Blind snakes are small snakes with vestigial eyes that consist only of black spots beneath the scales on the head. They have fewer than 40 mid-body scale rows and the scales are smooth and shiny, so they look like worms. They are burrowers so they don’t need eyes and their small mouths are tucked back behind their shovel-like snouts which must help to keep the dirt out. The tail is short and ends in a short spine. The biggest blind snake reaches lengths of 60 cm but the average is much smaller and some are only 10 cm long which makes it even easier to mistake them for worms. Another unusual characteristic of blind snakes is the lack of teeth on the lower jaw.
There are two other small families of closely related blind snakes, the Anomalepidae (fifteen species of primitive South American blind snakes) and the Leptotyphlopidae (90 species of thread snakes, found in Africa, Asia and the Americas). The three families together form the infraorder Scolecophidia. The typhlopids are the most numerous and widespread, being found in tropical and subtropical regions of Africa, Asia, Australia and the Americas. There are over 200 described species of typhlopids but probably many more to be discovered due to their cryptic life style.
Blind snakes are nonvenomous and totally harmless. They feed on ants and termites, especially the larvae and pupae, and the distribution of each species is related to the distribution of its primary prey species. They have an efficient way of eating where the toothed maxillae move in and out of the mouth in a raking motion which allows the consumption of large numbers of prey in a short period.
Blind snakes are part of the food chain and their main defense is to burrow and stay out of the way of predators. They are able to emit an unpleasant odor from anal glands. When grabbed, they thrash wildly, defecate and stab the offender with their tail spine. Most of their lives are spent underground but sometimes they move around the surface at night, especially after summer rains.
Blind snakes are sometimes found in groups. These groups appear to be feeding groups rather than reproductive as they consist of both juveniles and adults. Instead it appears that they are tolerant of each other and may all end up in the same place such as a termite mound where there is plenty of food.

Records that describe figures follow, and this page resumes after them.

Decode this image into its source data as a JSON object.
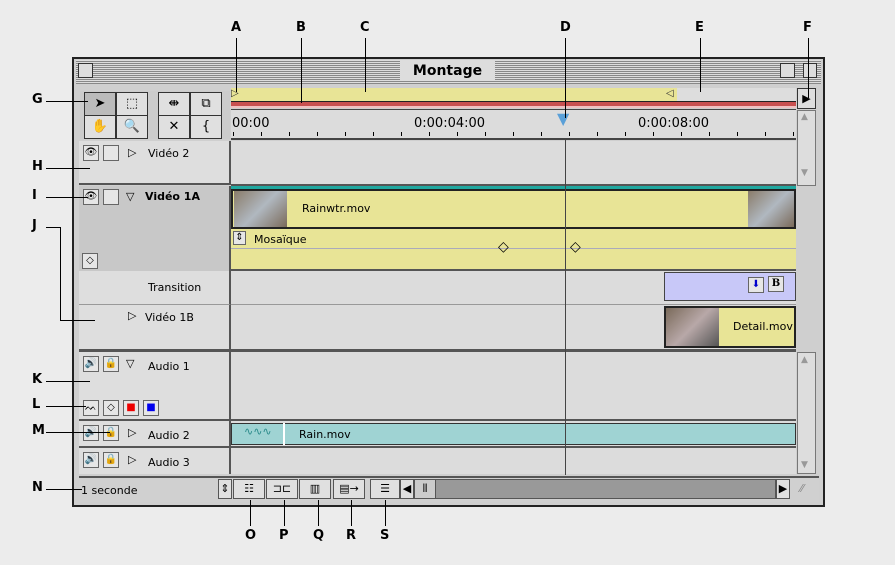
{
  "window": {
    "title": "Montage"
  },
  "ruler": {
    "labels": [
      "00:00",
      "0:00:04:00",
      "0:00:08:00"
    ]
  },
  "tracks": {
    "video2": "Vidéo 2",
    "video1a": "Vidéo 1A",
    "transition": "Transition",
    "video1b": "Vidéo 1B",
    "audio1": "Audio 1",
    "audio2": "Audio 2",
    "audio3": "Audio 3"
  },
  "clips": {
    "rainwtr": "Rainwtr.mov",
    "mosaique": "Mosaïque",
    "detail": "Detail.mov",
    "rain": "Rain.mov"
  },
  "bottom": {
    "zoom_value": "1 seconde"
  },
  "callouts": {
    "top": [
      "A",
      "B",
      "C",
      "D",
      "E",
      "F"
    ],
    "left": [
      "G",
      "H",
      "I",
      "J",
      "K",
      "L",
      "M",
      "N"
    ],
    "bottom": [
      "O",
      "P",
      "Q",
      "R",
      "S"
    ]
  },
  "colors": {
    "clip_video": "#e8e496",
    "clip_audio": "#9fd3d3",
    "transition": "#c8c8f8",
    "work_area_line": "#c85050",
    "playhead": "#5aa0d8"
  }
}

Like most snakes, most of these little animals lay eggs. However one unusual species, Ramphotyphlops brahminus, consists of an entirely female population that reproduces by parthenogenesis. Species that live in subtropical climates probably mate in spring and bring off clutches of eggs in the summer. Tropical species may reproduce all year. Clutch and egg size is variable but in general, the smaller the species, the smaller the eggs and the fewer in a clutch.
There is still much to be learned about blind snakes. They are not important economically and are so small and cryptic that most people never see them. Or if they do, they think they are seeing a worm. But under the shiny worm-like skin is a backbone and the body of squamate reptile, suborder serpentes.